La Parole de Dieu : un chant à plusieurs voix

La parole de Dieu peut en effet être comparé​e à un chant à plusieurs voix, en lequel s’exprime le Logos éternel, le Verbe fait chair en Jésus. Cette voix de Dieu communiquée dans l’histoire du salut par les prophètes se manifeste en plénitude dans la vie du Christ, dont la parole est prêchée par les apôtres puis transmise dans la Tradition vivante de l’Eglise.​

Insistons en effet sur un premier point important : le christianisme n’est pas une religion du livre mais de la Parole de Dieu, religion du “Verbe incarné et vivant” (saint Bernard), par qui tout a été fait, sans qui rien n’a été fait, “premier né de toute créature”, dont la création toute entière porte la marque. La connaissance de cette parole donne donc la signification de toute créature, le fondement de toute connaissance. L’Ecriture, la Parole, le Verbe, ne sont qu’une seule et même chose, ce que nos faibles concepts séparent, est tout un en Dieu. 

Tout au long de l’Ancien Testament déjà – temps de la polyphonie divine -, Dieu communique sa parole par des paroles et des actions, donnant au peuple élu une intelligence toujours plus profonde et claire de sa Révélation et de son amour. Cette complaisance est manifestée de manière indépassable au moment de l’Incarnation, instant où la parole éternelle exprimée dans la création devient un homme, dont l’histoire unique et singulière est la parole définitive que Dieu dit à l’humanité. En Jésus “le Verbe s’est abrégé”, la parole éternelle s’est faite petite, si petite qu’elle peut entrer dans une mangeoire, pour devenir saisissable. Le Verbe divin incarné accomplit la volonté du Père et réalise la parole qu’il communique, de manière suréminente dans le mystère pascal, dans le langage de la croix où par son silence, le Christ révèle l’amour le plus grand. En Jésus la parole éternelle de Dieu prend une voix, un visage : il est la partition “solo” en laquelle se résument toutes les harmonies de la terre, du ciel, de la création et du Créateur, de la chair et de l’Esprit. Toutes les promesses de Dieu deviennent “oui” en Jésus, qui porte à sa pleine réalisation la divinisation de l’homme. Cette parole est définitive, donnant tout son sens à l’histoire et à l’univers, l’alliance qui ne passe pas. « Il nous a tout dit à la fois et d’un seul coup en cette seule parole et il n’a plus rien à dire »[2]Saint Jean de la Croix, Montée du Carmel, II, 22.

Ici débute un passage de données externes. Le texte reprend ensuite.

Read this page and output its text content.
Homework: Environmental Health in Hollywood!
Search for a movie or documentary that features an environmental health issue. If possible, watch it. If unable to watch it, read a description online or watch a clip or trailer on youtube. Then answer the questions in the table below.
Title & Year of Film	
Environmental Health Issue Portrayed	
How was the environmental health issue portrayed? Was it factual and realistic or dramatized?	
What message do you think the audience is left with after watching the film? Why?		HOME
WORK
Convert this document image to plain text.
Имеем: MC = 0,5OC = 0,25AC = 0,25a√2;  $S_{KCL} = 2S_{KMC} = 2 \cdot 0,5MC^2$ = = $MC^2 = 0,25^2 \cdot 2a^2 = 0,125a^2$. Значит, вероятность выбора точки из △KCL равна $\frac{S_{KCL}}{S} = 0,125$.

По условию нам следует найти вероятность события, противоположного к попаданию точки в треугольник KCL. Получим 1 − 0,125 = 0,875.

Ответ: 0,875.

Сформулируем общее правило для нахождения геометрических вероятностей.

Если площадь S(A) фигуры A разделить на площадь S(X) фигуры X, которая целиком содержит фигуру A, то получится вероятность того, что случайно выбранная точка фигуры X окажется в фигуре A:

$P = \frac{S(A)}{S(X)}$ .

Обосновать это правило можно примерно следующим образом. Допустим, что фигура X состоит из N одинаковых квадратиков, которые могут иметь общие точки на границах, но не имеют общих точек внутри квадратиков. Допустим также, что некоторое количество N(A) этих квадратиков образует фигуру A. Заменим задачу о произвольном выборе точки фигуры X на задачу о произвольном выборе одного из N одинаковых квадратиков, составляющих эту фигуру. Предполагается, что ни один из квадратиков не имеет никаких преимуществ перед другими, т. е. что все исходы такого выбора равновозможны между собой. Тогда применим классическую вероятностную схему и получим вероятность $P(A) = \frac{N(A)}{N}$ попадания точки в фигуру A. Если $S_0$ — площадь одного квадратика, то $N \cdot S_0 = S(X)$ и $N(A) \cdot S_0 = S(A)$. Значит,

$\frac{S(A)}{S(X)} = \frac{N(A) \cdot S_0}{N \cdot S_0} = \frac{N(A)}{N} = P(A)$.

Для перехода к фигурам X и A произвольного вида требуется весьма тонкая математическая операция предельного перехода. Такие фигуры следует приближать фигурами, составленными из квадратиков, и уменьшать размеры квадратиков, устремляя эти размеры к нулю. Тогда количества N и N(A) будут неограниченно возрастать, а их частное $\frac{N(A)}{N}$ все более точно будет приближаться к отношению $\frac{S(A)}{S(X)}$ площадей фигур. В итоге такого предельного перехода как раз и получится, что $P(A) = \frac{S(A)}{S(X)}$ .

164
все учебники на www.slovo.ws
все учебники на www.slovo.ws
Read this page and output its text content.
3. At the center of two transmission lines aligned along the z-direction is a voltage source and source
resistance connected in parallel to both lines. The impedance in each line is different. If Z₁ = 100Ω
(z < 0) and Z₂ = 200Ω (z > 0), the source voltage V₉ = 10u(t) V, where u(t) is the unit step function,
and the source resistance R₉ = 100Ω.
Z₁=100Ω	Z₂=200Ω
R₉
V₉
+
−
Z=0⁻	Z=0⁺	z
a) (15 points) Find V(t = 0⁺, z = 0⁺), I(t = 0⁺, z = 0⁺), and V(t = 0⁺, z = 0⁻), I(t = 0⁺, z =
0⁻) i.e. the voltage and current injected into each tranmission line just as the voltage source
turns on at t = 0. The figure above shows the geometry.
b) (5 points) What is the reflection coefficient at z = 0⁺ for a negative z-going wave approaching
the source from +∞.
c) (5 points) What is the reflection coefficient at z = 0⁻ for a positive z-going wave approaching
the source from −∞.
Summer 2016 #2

Révélation du Père dans le Fils qui s’incarne, la Parole de Dieu est encore une œuvre de l’Esprit-Saint, sans lequel aucune compréhension authentique n’est possible. La communication que le Père fait de lui-même implique la relation entre le Fils et l’Esprit. Dans le grand discours après la Cène, Jésus met en relation le don de sa vie avec l’envoi de l’Esprit, répandu sur les disciples après la résurrection et qui leur enseignera toutes choses en tant qu’Esprit de vérité. Les missions du Fils et du Saint-Esprit sont inséparables dans l’unique économie du salut : l’Esprit qui agit à l’Incarnation, parle par les prophètes, anime l’Eglise, est celui qui inspire l’Écriture sainte et nous en donne l’interprétation authentique. « Il a lui-même créé les paroles des Saints Testaments, c’est lui-même qui les ouvre »[3]Saint Grégoire le Grand, Lecture sur Ezéchiel, I, VII, 17. La transmission et la prédication de cette parole en fait une réalité vivante, la Tradition, qui progresse dans l’Eglise sous assistance du Saint-Esprit, à travers l’explicitation des dogmes contenus dans la Révélation. Écriture et Tradition constituent ensemble le dépôt de l’Eglise, la règle suprême de la foi. Inspirée par l’Esprit, son auteur principal et premier, l’Écriture enseigne “fermement, fidèlement et sans erreur la vérité que Dieu a voulu voir consignée dans les saintes Lettres en vue de notre salut[4]Concile Vatican II, Constitution dogmatique Dei Verbum n°11 ; cf. 2Tm 3, 16-17 .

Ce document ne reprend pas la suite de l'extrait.